L.Joe mempersilakan Hyeri untuk makan. Hyeri pun menikmati makanan yang dipesan oleh L.Joe. Hyeri tak banyak bicara, kecuali saat L.Joe mengajaknya ngobrol. Hyeri memang tak banyak bicara saat bertemu orang baru, apalagi Hyeri sendiri sangat jarang berhubungan dengan orang baru dalam hidupnya. Penyakitnya akan jadi pengganggu terbesar apabila hal tersebut terjadi. Tapi, anehnya Hyeri merasa tenang dengan orang baru yang sedang bersamanya. Tangan berkeringat, gugup luar biasa yang biasanya muncul entah kenapa tiba-tiba seperti menghilang.
Betapa anehnya aku! Kenapa aku baik-baik saja? Hyeri sadar akan keanehan pada dirinya itu.
Tiba-tiba…
DRRT!! L.Joe sibuk merogoh ponsel yang ada disaku depan celananya. Ia pun sibuk memainkan jari-jarinya dilayar ponsel dan mengecek pesan yang baru saja masuk.
“O! Maafkan aku, sepertinya aku harus pergi sekarang. Aku hampir melupakan pekerjaanku sore ini. Barusan orang kantor mengabariku. Aku pergi duluan ya, kau habiskan saja makanannya. Ketemu lagi lain waktu…” Ucap L.Joe yang meninggalkan makanannya, lalu bergegas pergi dengan membawa backpack dan kamera yang dibawanya.

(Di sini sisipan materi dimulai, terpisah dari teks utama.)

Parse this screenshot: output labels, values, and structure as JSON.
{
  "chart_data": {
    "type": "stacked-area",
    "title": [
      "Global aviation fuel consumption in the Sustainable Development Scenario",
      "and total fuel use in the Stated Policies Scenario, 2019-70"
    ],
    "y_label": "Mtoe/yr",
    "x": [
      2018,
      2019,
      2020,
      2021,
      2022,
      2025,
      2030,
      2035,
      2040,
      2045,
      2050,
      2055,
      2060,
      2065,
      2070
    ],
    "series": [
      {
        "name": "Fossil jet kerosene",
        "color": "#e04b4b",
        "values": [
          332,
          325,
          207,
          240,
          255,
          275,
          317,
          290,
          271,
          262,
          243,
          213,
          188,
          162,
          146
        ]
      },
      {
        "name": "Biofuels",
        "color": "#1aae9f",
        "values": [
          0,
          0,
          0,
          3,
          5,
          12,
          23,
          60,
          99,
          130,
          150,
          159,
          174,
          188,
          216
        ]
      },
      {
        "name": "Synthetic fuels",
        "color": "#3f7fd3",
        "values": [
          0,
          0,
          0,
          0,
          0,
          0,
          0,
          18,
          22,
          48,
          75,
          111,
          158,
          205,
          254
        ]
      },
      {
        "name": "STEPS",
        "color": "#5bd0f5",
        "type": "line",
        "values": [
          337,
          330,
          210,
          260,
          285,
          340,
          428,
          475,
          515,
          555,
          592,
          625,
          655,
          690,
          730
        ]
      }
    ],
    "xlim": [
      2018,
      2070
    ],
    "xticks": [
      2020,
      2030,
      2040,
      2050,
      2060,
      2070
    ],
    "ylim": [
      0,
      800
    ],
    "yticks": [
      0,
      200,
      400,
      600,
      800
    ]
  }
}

“Ta.. tapi?? Kita belum berkenalan. Aku Hyeri, namamu siapa??” teriak Hyeri ketika L.Joe mulai berlari meninggalkan meja makan mereka.
“Hyeri?? Ahh, Mian. Aku terburu-buru. Bye..”
Hanya itu ucapan terakhir yang bisa disampaikan L.Joe sambil terus berlari meninggalkan Hyeri.
Dia pergi begitu saja. Aku bahkan belum tahu namamu. Gerutu Hyeri didalam hatinya.